Alla fine dello scorso decennio il paese viveva ancora sotto la scure del regime oppressivo autoritario e oppressivo del presidente Mubarak Mubarak. Forze armate, sicurezza e forte burocrazia i pilastri del potere, che arrestava e imbavagliava qualunque voce critica nei suoi confronti. Nonostante i tentativi (di facciata) del presidente di avviare politiche di modernizzazione per affrontare la crisi economica, più dei due terzi dei giovani under-30 erano senza lavoro. L’apertura di Mubarak alla privatizzazione del settore pubblico altro non fece che aumentare il malcontento verso il governo, considerato sempre più “fantoccio” degli Usa. “Le proteste in Egitto non nascono con la Primavera Araba, ma sono il frutto di un percorso lungo e importante di mobilitazioni popolari occorse negli anni 2000′ e culminate con l’occupazione di Piazza Tahrir”, spiega la ricercatrice de La Sapienza e dell’Atlantic Council Alessia Melcangi. Sulla pressione dei violentissimi scontri di piazza e dell’opinione pubblica internazionale, Mubarak rassegna le dimissioni l’11 febbraio 2011, dopo 30 anni al potere. Due anni più tardi, un colpo di stato militare del generale Al-Sisi depone Mohammed Morsi, il solo e unico presidente eletto tramite elezioni democratiche appena un anno e mezzo prima. Il paese ora arranca in una situazione politico-istituzionale ancor peggiore di quella del regime di Mubarak. Secondo le Ong Amnesty International e Human Rights Watch, la dittatura brutale di Al-Sisi è responsabile di omicidi di stato, torture, arresti sommari, sparizioni forzate e condanne a morte di minori.

Primavera Araba
Foto di Alisdare Hickson

LIBIA: un processo in corso d’opera tra ricchezza di risorse e forti divisioni interne

In Libia le rivolte della Primavera Araba, presto sfociate in una vera e propria guerra civile, hanno dato il via a un processo di transizione politica ed economica ancora incompiuto. Tenuto al guinzaglio da Muhammar Gheddafi, la politica di frammentazione istituzionale del dittatore libico ha causato problemi di instabilità che permangono ancora oggi. Grazie all’intervento della NATO, i ribelli riuscirono a rovesciare il regime nell’agosto 2011. Il 20 ottobre seguente, Gheddafi venne catturato e ucciso dai membri del Consiglio Nazionale di Transizione (CNT).
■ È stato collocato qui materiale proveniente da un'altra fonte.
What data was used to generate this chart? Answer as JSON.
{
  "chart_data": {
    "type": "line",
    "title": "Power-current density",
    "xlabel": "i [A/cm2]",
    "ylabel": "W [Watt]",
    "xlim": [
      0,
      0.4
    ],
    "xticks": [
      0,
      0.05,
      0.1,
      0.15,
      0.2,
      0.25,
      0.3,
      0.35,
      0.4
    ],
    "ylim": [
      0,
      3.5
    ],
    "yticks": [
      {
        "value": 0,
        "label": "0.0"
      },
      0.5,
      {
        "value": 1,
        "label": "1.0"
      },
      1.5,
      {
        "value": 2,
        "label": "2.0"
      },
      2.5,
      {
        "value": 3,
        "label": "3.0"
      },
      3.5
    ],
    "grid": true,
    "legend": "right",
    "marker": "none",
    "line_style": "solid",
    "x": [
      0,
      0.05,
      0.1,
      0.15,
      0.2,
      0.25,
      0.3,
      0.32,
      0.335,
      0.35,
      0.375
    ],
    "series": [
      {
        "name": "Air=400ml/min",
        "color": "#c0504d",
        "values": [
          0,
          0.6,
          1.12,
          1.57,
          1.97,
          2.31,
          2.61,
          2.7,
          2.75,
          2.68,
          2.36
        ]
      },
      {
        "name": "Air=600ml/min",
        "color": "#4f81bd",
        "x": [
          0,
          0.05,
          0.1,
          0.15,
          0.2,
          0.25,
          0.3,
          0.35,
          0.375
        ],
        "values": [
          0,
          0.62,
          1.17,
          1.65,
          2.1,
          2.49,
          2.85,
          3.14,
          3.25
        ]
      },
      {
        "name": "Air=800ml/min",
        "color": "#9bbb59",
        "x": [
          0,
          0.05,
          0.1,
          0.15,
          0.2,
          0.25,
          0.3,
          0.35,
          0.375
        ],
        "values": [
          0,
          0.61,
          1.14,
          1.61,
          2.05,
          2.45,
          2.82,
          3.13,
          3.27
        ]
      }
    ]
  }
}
Diretta conseguenza dell’assistenza militare della NATO, è stato il mancato emergere di un nuovo leader tra i movimenti coalizzati contro Gheddafi: “E’ stata una rivoluzione zoppa perché è mancato un elemento di selezione naturale: tutti eroi, tutti reclamano di essere nuovi leader”, commenta Lorenzo Cremonesi, da più di 20 anni corrispondente e inviato in Medio Oriente per il Corriere Della Sera, “Il parlamento è oggi riempito da individui che sono espressione di interessi localistici e tribali. Prevale sempre lo scontro tra fazioni e non si riesce a creare un movimento unitario”. Questa è in sostanza la sfida che il paese, oggi, è chiamato ad affrontare. “La Libia è uno stato molto esteso e ricco di petrolio. E’ anche omogeneo dal punto di vista religioso perché in larga maggioranza sunnita. Se il paese riuscisse a superare le divisioni interne diventerebbe il nuovo Kwait”, ha concluso il giornalista.

Primavera Araba
Foto di Imrane Binoual

SIRIA: un paese nel baratro della crisi umanitaria

Anche qui, come in Libia, la Primavera Araba ha lasciato in eredità una guerra civile tra il regime di Bashar Al-Assad e le varie formazioni jihadiste. Secondo l’Osservatorio Siriano per i Diritti Umani, il conflitto ha causato in totale oltre mezzo milione di morti. Non si contano poi le violenze perpetrate dal regime ai danni dei civili. Il regime violento di Al-Assad è malvisto dall’opinione pubblica sunnita (la maggioranza) per la compenetrazione cristiana e alauita al governo. D’altro canto, l’Isis rappresenta, di fatto, la risposta alla radicalizzazione della rivoluzione. Il paese oggi versa in una condizione grave di crisi umanitaria con oltre sei milioni di sfollati. E non ancora si vede una luce in fondo al tunnel.